6948. And He said, Cast it to the earth. That this signifies the influx of the power of the Lord's Divine natural into the sensuous, is evident from the signification of a "rod," as being power in the natural, and when it is said of the Lord, as being the power proceeding from his Divine natural (of which just above, n. 6947) from the signification of "casting," or "sending forth," as being proceeding, thus influx; and from the signification of "the earth" as being man's external (n. 82, 913, 1411, 1733), here his sensuous and corporeal, which are the outermosts, because the rod became a serpent, and by a "serpent" is signified the sensuous and corporeal man.
 By the Divine power of the Lord is here meant the Divine truth proceeding from the Lord, for there is power in Divine truth, insomuch that it is power itself (n. 3091, 4931, 6344, 6423). The Divine truth proceeding from the Lord flows into every man, through his interiors into the exteriors, even into the external sensuous and into the corporeal, and calls forth everywhere things correspondent in their order; in the sensuous, things correspondent such as appear in the world and upon the earth. But as the things which are in the world and upon the earth appear otherwise than as they are, they are therefore full of fallacies; and therefore when the sensuous is in these evils only, it must needs think against the goods and truths of faith, because it thinks from fallacies; and when Divine truth flows in, it must needs turn it into falsity.
 That a man who is not elevated from the sensuous, but is in it and thinks from it, thinks from fallacies, may be illustrated by examples: The fallacies in respect to the life of man-that it is of the body, when yet it is of the spirit in the body; in respect to the sight-that it is of the eye; in respect to the hearing that it is of the ear; in respect to the speech-that it is of the tongue and mouth; when yet it is the spirit which sees, hears, and speaks, through these organs of the body. The fallacies in respect to life-that it is permanent in man, when yet it flows in. The fallacies in respect to the soul-that it cannot be in a human form, and in human senses and affections. The fallacies in respect to heaven and hell-that the former is above man, and the latter beneath him, when yet they are in him. The fallacies that objects flow into the exteriors, when yet what is external does not flow into what is internal, but what is internal into what is external. The fallacies in respect to the life after death-that it is impossible except together with the body. Besides the fallacies in natural things, which give rise to the self-contradictory conjectures of so many persons.
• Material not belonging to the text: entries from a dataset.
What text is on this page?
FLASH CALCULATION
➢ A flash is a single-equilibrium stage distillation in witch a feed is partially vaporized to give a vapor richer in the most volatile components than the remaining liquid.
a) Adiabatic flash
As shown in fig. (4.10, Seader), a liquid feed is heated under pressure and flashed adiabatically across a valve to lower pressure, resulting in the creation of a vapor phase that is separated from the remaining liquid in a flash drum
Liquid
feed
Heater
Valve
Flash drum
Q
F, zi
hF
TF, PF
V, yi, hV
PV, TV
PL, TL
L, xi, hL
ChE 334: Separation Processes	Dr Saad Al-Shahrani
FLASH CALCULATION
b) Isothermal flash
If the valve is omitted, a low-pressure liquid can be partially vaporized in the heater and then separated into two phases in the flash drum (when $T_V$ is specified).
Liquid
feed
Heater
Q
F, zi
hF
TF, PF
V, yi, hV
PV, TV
 Who cannot see that fallacies and the falsities thence derived have dominion instead of truths, merely from the dispute which long existed in respect to the circulation of the blood, which though supported by so many experimental proofs, nevertheless long remained in doubt; and also from the dispute about the sun-that it revolved once a day around this earth, and not only the sun, but also the moon, all the planets, and the whole starry heaven; and also from the dispute which still continues in respect to the soul, its conjunction with the body, and its seat therein. Seeing that the fallacies of the senses have dominion in such things, although their true character is plain from so many phenomena and effects, why should they not do so in such things as belong to heaven, which being spiritual are not plain except through correspondences?
 From all this it can now be seen what is the quality of man's sensuous, viewed in itself, and left to itself; namely, that it is in fallacies, and thence in falsities, thus is against the truths and goods of faith. Hence it is that when man is in the sensuous and in its light, he is in thick darkness in respect to the things of the spiritual world, that is, in respect to those which are in light from the Divine; and that the sensuous light is turned into mere thick darkness when the light from heaven falls into it. The reason is, that the truths which are of the Divine light cannot be together with fallacies and the falsities thence derived; but [the falsities] extinguish [the truths] and thereby induce thick darkness.